Unrestricted LLM Interaction is Unsafe

Don't ship raw chatbots to your users.

2026-01-05 at 6:0

commentaryllmsecuritysocietysoftware-eng

People are using Grok LLMs on X (formerly Twitter) to harass women: when a woman uploads a photo, they request the LLM to transform the photo into one depicting sexual situations or violence.

Maggie Harrison Dupré for Futurism on 2026-01-02:
Earlier this week, a troubling trend emerged on X-formerly-Twitter as people started asking Elon Musk’s chatbot Grok to unclothe images of real people. This resulted in a wave of nonconsensual pornographic images flooding the largely unmoderated social media site, with some of the sexualized images even depicting minors.

When we dug through this content, we noticed another stomach-churning variation of the trend: Grok, at the request of users, altering images to depict real women being sexually abused, humiliated, hurt, and even killed.

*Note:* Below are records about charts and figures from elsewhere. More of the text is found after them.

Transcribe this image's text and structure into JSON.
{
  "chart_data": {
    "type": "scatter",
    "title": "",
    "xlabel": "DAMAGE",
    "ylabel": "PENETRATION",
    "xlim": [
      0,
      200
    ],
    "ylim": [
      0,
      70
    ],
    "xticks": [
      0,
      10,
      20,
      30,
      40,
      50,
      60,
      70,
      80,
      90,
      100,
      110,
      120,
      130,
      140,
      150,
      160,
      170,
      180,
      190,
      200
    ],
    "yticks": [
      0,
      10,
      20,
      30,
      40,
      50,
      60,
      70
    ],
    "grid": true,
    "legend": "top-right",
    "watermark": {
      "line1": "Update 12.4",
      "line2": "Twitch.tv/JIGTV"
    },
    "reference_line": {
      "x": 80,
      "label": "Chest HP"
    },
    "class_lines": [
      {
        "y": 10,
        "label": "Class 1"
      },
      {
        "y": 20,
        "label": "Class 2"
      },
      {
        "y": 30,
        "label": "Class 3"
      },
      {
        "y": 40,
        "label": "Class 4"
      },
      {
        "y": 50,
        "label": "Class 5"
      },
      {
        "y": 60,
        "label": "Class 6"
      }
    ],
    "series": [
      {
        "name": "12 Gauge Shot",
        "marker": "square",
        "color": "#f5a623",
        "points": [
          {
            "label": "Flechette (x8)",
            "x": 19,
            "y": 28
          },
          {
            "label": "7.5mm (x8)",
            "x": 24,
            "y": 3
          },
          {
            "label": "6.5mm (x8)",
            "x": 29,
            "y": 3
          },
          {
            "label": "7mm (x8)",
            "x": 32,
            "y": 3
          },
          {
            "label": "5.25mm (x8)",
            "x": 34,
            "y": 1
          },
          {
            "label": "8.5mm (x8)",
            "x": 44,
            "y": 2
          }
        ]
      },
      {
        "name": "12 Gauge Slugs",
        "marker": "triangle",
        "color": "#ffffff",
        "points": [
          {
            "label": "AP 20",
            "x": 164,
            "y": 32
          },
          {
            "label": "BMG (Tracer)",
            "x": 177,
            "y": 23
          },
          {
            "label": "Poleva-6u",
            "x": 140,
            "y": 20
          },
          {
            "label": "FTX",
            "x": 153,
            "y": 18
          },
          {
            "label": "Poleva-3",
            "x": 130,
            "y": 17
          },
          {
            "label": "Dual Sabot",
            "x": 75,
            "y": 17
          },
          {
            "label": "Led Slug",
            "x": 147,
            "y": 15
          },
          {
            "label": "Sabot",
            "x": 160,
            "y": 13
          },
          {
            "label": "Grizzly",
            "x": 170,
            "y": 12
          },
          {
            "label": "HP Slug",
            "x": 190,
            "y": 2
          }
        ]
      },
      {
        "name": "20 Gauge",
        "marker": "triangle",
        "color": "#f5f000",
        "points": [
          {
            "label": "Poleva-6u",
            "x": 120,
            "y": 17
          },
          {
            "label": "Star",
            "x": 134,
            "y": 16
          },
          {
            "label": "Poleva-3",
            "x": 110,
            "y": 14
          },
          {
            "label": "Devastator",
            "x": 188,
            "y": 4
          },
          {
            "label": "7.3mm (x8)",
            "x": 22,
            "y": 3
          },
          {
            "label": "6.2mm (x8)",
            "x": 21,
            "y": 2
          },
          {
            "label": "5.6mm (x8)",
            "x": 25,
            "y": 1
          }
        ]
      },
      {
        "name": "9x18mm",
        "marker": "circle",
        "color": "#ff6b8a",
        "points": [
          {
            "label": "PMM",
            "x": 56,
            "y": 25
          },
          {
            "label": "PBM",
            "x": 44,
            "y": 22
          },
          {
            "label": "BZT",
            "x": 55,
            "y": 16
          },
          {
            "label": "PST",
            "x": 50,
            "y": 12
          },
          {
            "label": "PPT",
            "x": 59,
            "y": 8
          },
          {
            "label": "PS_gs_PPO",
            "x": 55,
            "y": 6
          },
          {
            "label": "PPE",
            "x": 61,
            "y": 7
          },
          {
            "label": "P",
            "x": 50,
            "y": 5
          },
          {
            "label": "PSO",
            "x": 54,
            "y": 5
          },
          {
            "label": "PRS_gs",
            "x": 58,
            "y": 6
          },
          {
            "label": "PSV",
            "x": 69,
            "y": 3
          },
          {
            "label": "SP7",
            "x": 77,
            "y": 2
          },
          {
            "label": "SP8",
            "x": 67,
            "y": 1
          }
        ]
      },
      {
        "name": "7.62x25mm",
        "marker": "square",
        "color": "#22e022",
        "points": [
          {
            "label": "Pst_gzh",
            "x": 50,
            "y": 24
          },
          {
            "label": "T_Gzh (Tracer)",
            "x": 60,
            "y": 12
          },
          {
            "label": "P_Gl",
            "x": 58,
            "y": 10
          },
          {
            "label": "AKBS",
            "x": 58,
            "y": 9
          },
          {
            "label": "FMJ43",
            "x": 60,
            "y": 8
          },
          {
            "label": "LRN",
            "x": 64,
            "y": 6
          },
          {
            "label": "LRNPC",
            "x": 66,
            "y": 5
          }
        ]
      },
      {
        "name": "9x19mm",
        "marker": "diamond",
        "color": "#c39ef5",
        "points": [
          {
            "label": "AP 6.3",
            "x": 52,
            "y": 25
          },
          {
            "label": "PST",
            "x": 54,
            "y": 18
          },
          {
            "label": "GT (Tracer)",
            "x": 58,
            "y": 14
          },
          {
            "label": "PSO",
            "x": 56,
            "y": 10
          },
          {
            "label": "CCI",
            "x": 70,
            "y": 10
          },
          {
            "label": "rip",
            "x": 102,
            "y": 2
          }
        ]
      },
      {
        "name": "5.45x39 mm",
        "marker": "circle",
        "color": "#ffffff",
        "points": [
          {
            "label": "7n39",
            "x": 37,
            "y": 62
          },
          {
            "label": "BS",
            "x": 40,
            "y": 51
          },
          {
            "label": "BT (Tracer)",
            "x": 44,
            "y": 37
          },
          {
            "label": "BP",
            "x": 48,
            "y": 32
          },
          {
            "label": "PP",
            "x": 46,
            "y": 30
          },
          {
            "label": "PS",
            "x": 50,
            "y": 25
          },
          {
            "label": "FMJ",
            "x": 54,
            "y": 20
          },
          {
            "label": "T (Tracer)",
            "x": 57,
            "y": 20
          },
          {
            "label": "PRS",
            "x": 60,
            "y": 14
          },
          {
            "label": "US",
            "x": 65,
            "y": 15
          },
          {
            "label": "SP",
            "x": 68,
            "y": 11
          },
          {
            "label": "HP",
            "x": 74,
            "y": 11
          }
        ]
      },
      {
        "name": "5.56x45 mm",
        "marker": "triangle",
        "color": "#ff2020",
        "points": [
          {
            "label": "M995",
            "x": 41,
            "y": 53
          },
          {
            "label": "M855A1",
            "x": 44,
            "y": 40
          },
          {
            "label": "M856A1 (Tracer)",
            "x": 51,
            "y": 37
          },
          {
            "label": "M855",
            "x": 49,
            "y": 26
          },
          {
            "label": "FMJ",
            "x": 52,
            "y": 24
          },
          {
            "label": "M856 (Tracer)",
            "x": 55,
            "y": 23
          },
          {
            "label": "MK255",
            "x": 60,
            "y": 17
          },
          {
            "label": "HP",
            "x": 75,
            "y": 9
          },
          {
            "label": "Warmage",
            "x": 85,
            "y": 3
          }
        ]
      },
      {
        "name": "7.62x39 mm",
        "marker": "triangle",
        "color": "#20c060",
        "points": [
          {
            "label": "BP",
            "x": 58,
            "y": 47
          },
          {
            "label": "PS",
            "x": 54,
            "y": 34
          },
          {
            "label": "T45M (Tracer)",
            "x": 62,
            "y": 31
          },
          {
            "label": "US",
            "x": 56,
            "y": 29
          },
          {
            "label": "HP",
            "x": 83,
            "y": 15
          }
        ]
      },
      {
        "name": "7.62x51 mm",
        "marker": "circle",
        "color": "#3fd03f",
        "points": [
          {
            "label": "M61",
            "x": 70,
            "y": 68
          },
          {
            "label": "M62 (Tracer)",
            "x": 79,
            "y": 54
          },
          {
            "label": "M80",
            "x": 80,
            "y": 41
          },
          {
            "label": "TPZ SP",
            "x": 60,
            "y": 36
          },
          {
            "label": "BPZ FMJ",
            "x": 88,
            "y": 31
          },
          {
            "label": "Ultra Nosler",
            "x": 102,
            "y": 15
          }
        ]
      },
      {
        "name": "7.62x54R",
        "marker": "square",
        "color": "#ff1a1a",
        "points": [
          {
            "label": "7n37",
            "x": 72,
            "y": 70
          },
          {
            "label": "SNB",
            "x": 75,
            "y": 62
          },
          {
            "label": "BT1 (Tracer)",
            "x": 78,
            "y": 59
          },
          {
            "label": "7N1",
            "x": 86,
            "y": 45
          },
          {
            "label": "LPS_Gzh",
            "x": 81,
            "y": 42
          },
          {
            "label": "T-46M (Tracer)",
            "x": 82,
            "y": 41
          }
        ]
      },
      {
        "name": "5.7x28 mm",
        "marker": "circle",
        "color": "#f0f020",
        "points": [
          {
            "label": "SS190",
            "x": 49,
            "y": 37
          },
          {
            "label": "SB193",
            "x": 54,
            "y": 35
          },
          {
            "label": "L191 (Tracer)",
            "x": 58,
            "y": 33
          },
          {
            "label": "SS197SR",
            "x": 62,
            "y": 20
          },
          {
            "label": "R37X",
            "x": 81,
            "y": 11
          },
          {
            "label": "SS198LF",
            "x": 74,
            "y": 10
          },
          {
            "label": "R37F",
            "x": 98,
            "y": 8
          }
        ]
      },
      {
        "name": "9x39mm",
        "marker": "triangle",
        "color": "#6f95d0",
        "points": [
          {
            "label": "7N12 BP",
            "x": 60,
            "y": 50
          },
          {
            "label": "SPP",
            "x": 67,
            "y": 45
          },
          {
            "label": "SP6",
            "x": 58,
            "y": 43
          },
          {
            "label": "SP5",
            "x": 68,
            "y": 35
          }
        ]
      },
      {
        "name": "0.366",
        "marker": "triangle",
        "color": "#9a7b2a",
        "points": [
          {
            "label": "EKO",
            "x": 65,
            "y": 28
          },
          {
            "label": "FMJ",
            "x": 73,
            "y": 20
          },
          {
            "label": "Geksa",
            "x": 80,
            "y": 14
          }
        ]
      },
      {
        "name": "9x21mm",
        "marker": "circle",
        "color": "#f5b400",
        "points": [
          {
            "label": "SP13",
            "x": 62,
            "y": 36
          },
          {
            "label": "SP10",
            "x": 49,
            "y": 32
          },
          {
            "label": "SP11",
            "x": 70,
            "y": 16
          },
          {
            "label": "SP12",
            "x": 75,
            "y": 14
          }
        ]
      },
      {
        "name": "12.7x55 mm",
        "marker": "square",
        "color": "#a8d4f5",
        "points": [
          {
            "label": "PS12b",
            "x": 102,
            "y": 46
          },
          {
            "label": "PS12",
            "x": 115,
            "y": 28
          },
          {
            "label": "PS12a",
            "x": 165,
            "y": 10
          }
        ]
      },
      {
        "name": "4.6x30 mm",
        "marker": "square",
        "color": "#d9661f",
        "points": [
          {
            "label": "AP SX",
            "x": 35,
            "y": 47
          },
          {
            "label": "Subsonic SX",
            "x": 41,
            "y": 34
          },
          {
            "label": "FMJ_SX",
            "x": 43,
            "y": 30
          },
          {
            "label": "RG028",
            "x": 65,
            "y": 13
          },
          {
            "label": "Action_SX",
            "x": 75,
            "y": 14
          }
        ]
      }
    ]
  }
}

We've also seen instances of LLMs encouraging suicidal people to go through with it.

Nadine Yousif for BBC News on 2025-08-27:
The family included chat logs between Adam, who died in April, and ChatGPT that show him explaining he has suicidal thoughts. They argue the programme validated his "most harmful and self-destructive thoughts".

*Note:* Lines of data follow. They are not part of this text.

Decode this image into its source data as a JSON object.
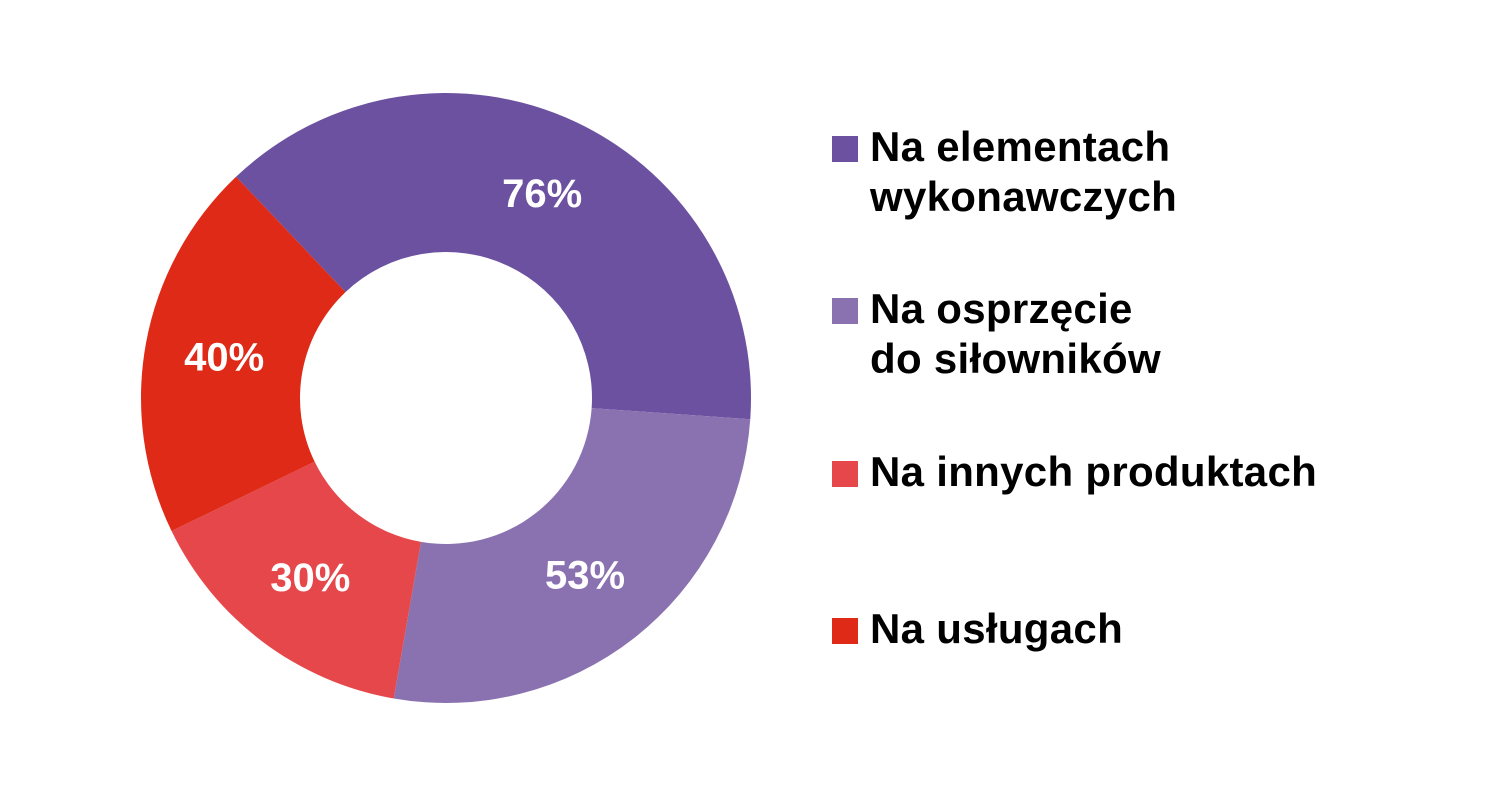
{
  "chart_data": {
    "type": "pie",
    "variant": "donut",
    "title": "",
    "legend_position": "right",
    "slices": [
      {
        "label": "Na elementach\nwykonawczych",
        "value": 76,
        "value_label": "76%",
        "color": "#6b51a0"
      },
      {
        "label": "Na osprzęcie\ndo siłowników",
        "value": 53,
        "value_label": "53%",
        "color": "#8a72b1"
      },
      {
        "label": "Na innych produktach",
        "value": 30,
        "value_label": "30%",
        "color": "#e6474a"
      },
      {
        "label": "Na usługach",
        "value": 40,
        "value_label": "40%",
        "color": "#de2a17"
      }
    ]
  }
}
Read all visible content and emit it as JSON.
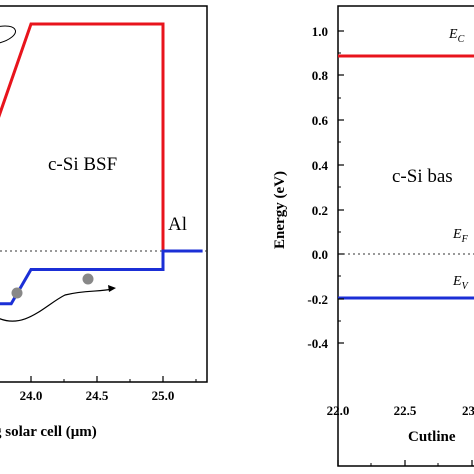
{
  "chart_data": [
    {
      "type": "line",
      "panel": "left",
      "xlabel": "g solar cell (μm)",
      "ylabel": "",
      "xlim": [
        23.55,
        25.3
      ],
      "x_ticks": [
        "24.0",
        "24.5",
        "25.0"
      ],
      "annotations": {
        "region": "c-Si BSF",
        "contact": "Al"
      },
      "series": [
        {
          "color": "#e8141c",
          "points": [
            [
              23.5,
              0.38
            ],
            [
              23.75,
              0.5
            ],
            [
              24.0,
              0.86
            ],
            [
              25.0,
              0.86
            ],
            [
              25.0,
              0.0
            ]
          ]
        },
        {
          "color": "#1b2fd6",
          "points": [
            [
              23.6,
              -0.2
            ],
            [
              23.85,
              -0.2
            ],
            [
              24.0,
              -0.07
            ],
            [
              25.0,
              -0.07
            ],
            [
              25.0,
              0.0
            ],
            [
              25.3,
              0.0
            ]
          ]
        },
        {
          "style": "dotted",
          "color": "#333333",
          "points": [
            [
              23.55,
              0.0
            ],
            [
              25.3,
              0.0
            ]
          ]
        }
      ]
    },
    {
      "type": "line",
      "panel": "right",
      "xlabel": "Cutline",
      "ylabel": "Energy (eV)",
      "xlim": [
        22.0,
        23.2
      ],
      "ylim": [
        -0.4,
        1.1
      ],
      "x_ticks": [
        "22.0",
        "22.5",
        "23"
      ],
      "y_ticks": [
        "1.0",
        "0.8",
        "0.6",
        "0.4",
        "0.2",
        "0.0",
        "-0.2",
        "-0.4"
      ],
      "annotations": {
        "region": "c-Si bas",
        "ec": {
          "main": "E",
          "sub": "C"
        },
        "ef": {
          "main": "E",
          "sub": "F"
        },
        "ev": {
          "main": "E",
          "sub": "V"
        }
      },
      "series": [
        {
          "name": "E_C",
          "color": "#e8141c",
          "points": [
            [
              22.0,
              0.9
            ],
            [
              23.2,
              0.9
            ]
          ]
        },
        {
          "name": "E_F",
          "style": "dotted",
          "color": "#333333",
          "points": [
            [
              22.0,
              0.0
            ],
            [
              23.2,
              0.0
            ]
          ]
        },
        {
          "name": "E_V",
          "color": "#1b2fd6",
          "points": [
            [
              22.0,
              -0.18
            ],
            [
              23.2,
              -0.18
            ]
          ]
        }
      ]
    }
  ]
}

I think Sean Goedecke is correct in his ethical analysis in Grok is enabling mass sexual harassment on Twitter — that xAI is unethically exposing LLM functionality that is being used to harm thousands of women, in order to receive more engagement. However, I am skeptical of the distinction he draws between xAI and OpenAI/Gemini, namely that the latter "have popular image models that do not let you do this kind of thing." Fine-grained, semantically oriented control of LLM output is basically impossible. Because LLMs simply can't distinguish between different "kinds" of text at a fundamental level, prompt injection where the user gets the LLM to treat input they provide as unrestrictedly actionable, is inevitable. You can play with these kinds of naive controls in Lakera's Gandalf game, 7 levels of different attempts at hardening, which are all bypassable.

Without a breakthrough on the prompt injection problem, I think it's inappropriate bordering on unethical to expose unrestricted LLM chat directly to the general public. Either input or output must be strictly controlled. Further, I think software engineers should be doing what they can to avoid "chat" as an interface for general populace users — use LLMs to enable flexible input, or context-aware output, but keep them constrained to the specific domain of your software.

For example, model your system's supported functionality as "tool calls" using JSON Schema, and use an LLM to model the user's input using the JSON Schema, then execute the resulting "tool calls" within your system. This architecture enables flexibility (natural language) in user input, but constrains the available actions the system will take. To ensure that your system can communicate naturally, but won't say anything inappropriate, you only use an LLM to generate output based on known prompts and contextual data. In fact, both of these techniques are how customer service "AI-based" chatbots operate — users are never actually exposed to an unconstrained LLM chat speaking for the company, their questions are mapped to appropriate topics, and answers are given using harmless prompts.

I do think unrestricted LLM interaction is appropriate for sophisticated, expert users, within a trusted context. Remove the expertise or the trusted context, and you must restrict LLM interaction to keep people safe.